Todos competían por atraer la atención de Miguel Segundo y de Silvia.
Los más jóvenes, a quienes yo esa noche veía como los menos viejos, se
atropellaban para abrazarlos. Hubo unos minutos de caos en los que nadie de la
generación intermedia de la familia se quedó sin ofrecer su asiento a los
recién llegados. Al fin Silvia ocupó el de otra tía que fue a encargarse de sus
hijos, demasiado pequeños para comer solos, y Miguel Segundo aceptó después de
muchos ruegos la silla de mi padre, que estaba a la diestra de Miguel Tercero.
Fui el único que no celebró esa cortesía, por la válida razón de que se ejecutó
a mis expensas. Para dar cabida a mi padre en el semicírculo de los grandes, mi madre me había ordenado sin
miramientos que fuera a sentarme con los chicos.
Apenas me consoló que me acomodaran junto a Miguel Tercero. Era el menos
infantil de mis primos y no me disgustaba estar con él, pero me dolía
indeciblemente la traición materna que me había expulsado del sector adulto de
la mesa.
Mientras yo me atragantaba de pavo y de bacalao para contrarrestar el
vino en mi estómago, Miguel Tercero decidió contarme por qué durante tantos
años sus padres y él no habían pasado la Nochebuena con el resto de la familia.
Una jaqueca que pulsaba en el lado derecho de mi cráneo me permitió sólo una
concentración intermitente en su relato. Los episodios que acerté a escuchar no
me bastaron para comprender la historia, aunque sí para sospechar que mi primo
no sabía mucho más que yo.
Miguel Tercero me contó de un pleito que se había originado en el
trabajo de Miguel Primero y de Miguel Segundo. Dijo que su padre y su abuelo no
habían vuelto a verse fuera de la oficina desde el día en que se pelearon. Aseguró
que, en todo el tiempo que duró el distanciamiento, Miguel Segundo no había
hablado mal de Miguel Primero ni una sola vez. En los últimos meses la pelea
parecía haberse trasladado a su casa.

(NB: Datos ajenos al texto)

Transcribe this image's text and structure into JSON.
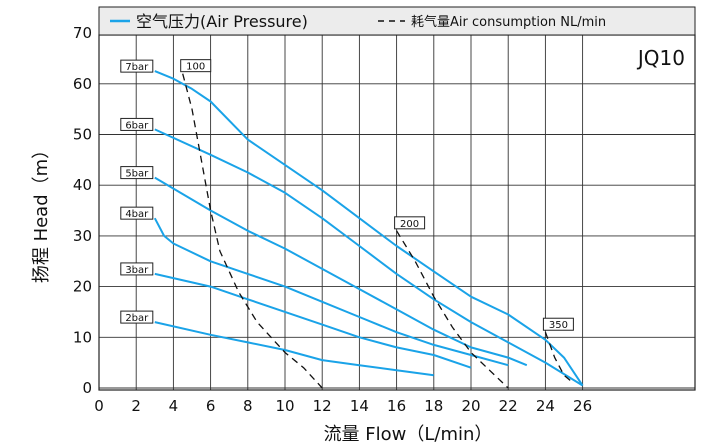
{
  "chart_data": {
    "type": "line",
    "title": "JQ10",
    "xlabel": "流量 Flow（L/min）",
    "ylabel": "扬程 Head（m）",
    "xlim": [
      0,
      27
    ],
    "ylim": [
      0,
      70
    ],
    "xticks": [
      0,
      2,
      4,
      6,
      8,
      10,
      12,
      14,
      16,
      18,
      20,
      22,
      24,
      26
    ],
    "yticks": [
      0,
      10,
      20,
      30,
      40,
      50,
      60,
      70
    ],
    "grid": true,
    "legend": {
      "position": "top",
      "entries": [
        {
          "label": "空气压力(Air Pressure)",
          "style": "solid",
          "color": "#1aa3e8"
        },
        {
          "label": "耗气量Air consumption NL/min",
          "style": "dashed",
          "color": "#111111"
        }
      ]
    },
    "pressure_series": [
      {
        "label": "7bar",
        "points": [
          [
            3,
            62.5
          ],
          [
            4,
            61
          ],
          [
            5,
            59
          ],
          [
            6,
            56.5
          ],
          [
            8,
            49
          ],
          [
            10,
            44
          ],
          [
            12,
            39
          ],
          [
            14,
            33.5
          ],
          [
            16,
            28
          ],
          [
            18,
            23
          ],
          [
            20,
            18
          ],
          [
            22,
            14.5
          ],
          [
            24,
            9.5
          ],
          [
            25,
            6
          ],
          [
            26,
            0.5
          ]
        ]
      },
      {
        "label": "6bar",
        "points": [
          [
            3,
            51
          ],
          [
            6,
            46
          ],
          [
            8,
            42.5
          ],
          [
            10,
            38.5
          ],
          [
            12,
            33.5
          ],
          [
            14,
            28
          ],
          [
            16,
            22.5
          ],
          [
            18,
            17.5
          ],
          [
            20,
            13
          ],
          [
            22,
            9
          ],
          [
            24,
            5
          ],
          [
            26,
            0.5
          ]
        ]
      },
      {
        "label": "5bar",
        "points": [
          [
            3,
            41.5
          ],
          [
            6,
            35
          ],
          [
            8,
            31
          ],
          [
            10,
            27.5
          ],
          [
            12,
            23.5
          ],
          [
            14,
            19.5
          ],
          [
            16,
            15.5
          ],
          [
            18,
            11.5
          ],
          [
            20,
            8
          ],
          [
            22,
            6
          ],
          [
            23,
            4.5
          ]
        ]
      },
      {
        "label": "4bar",
        "points": [
          [
            3,
            33.5
          ],
          [
            3.5,
            30
          ],
          [
            4,
            28.5
          ],
          [
            6,
            25
          ],
          [
            8,
            22.5
          ],
          [
            10,
            20
          ],
          [
            12,
            17
          ],
          [
            14,
            14
          ],
          [
            16,
            11
          ],
          [
            18,
            8.5
          ],
          [
            20,
            6.5
          ],
          [
            22,
            4.5
          ]
        ]
      },
      {
        "label": "3bar",
        "points": [
          [
            3,
            22.5
          ],
          [
            6,
            20
          ],
          [
            8,
            17.5
          ],
          [
            10,
            15
          ],
          [
            12,
            12.5
          ],
          [
            14,
            10
          ],
          [
            16,
            8
          ],
          [
            18,
            6.5
          ],
          [
            20,
            4
          ]
        ]
      },
      {
        "label": "2bar",
        "points": [
          [
            3,
            13
          ],
          [
            6,
            10.5
          ],
          [
            8,
            9
          ],
          [
            10,
            7.5
          ],
          [
            12,
            5.5
          ],
          [
            14,
            4.5
          ],
          [
            16,
            3.5
          ],
          [
            18,
            2.5
          ]
        ]
      }
    ],
    "air_consumption_series": [
      {
        "label": "100",
        "points": [
          [
            4.5,
            62
          ],
          [
            5,
            55
          ],
          [
            5.5,
            45
          ],
          [
            6,
            35
          ],
          [
            6.5,
            27
          ],
          [
            7.5,
            19
          ],
          [
            8.5,
            13
          ],
          [
            10,
            7
          ],
          [
            11,
            4
          ],
          [
            12,
            0
          ]
        ]
      },
      {
        "label": "200",
        "points": [
          [
            16,
            31
          ],
          [
            17,
            25
          ],
          [
            18,
            18
          ],
          [
            19,
            12
          ],
          [
            20,
            7
          ],
          [
            21,
            3.5
          ],
          [
            22,
            0
          ]
        ]
      },
      {
        "label": "350",
        "points": [
          [
            24,
            11
          ],
          [
            24.5,
            6
          ],
          [
            25,
            2.5
          ],
          [
            25.5,
            1
          ]
        ]
      }
    ]
  }
}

Lo cierto era que su padre y su madre
discutían con ruidoso encono en las noches, cuando creían que Miguel Tercero ya
se había dormido, y en las mañanas estaban callados y de pésimo humor. Unas
semanas atrás las discusiones nocturnas y los rencorosos silencios matutinos
habían cesado de repente. Y esa misma tarde los dos, insólitamente agarrados de
la mano, le habían anunciado a mi primo que vendrían a cenar con su abuelo.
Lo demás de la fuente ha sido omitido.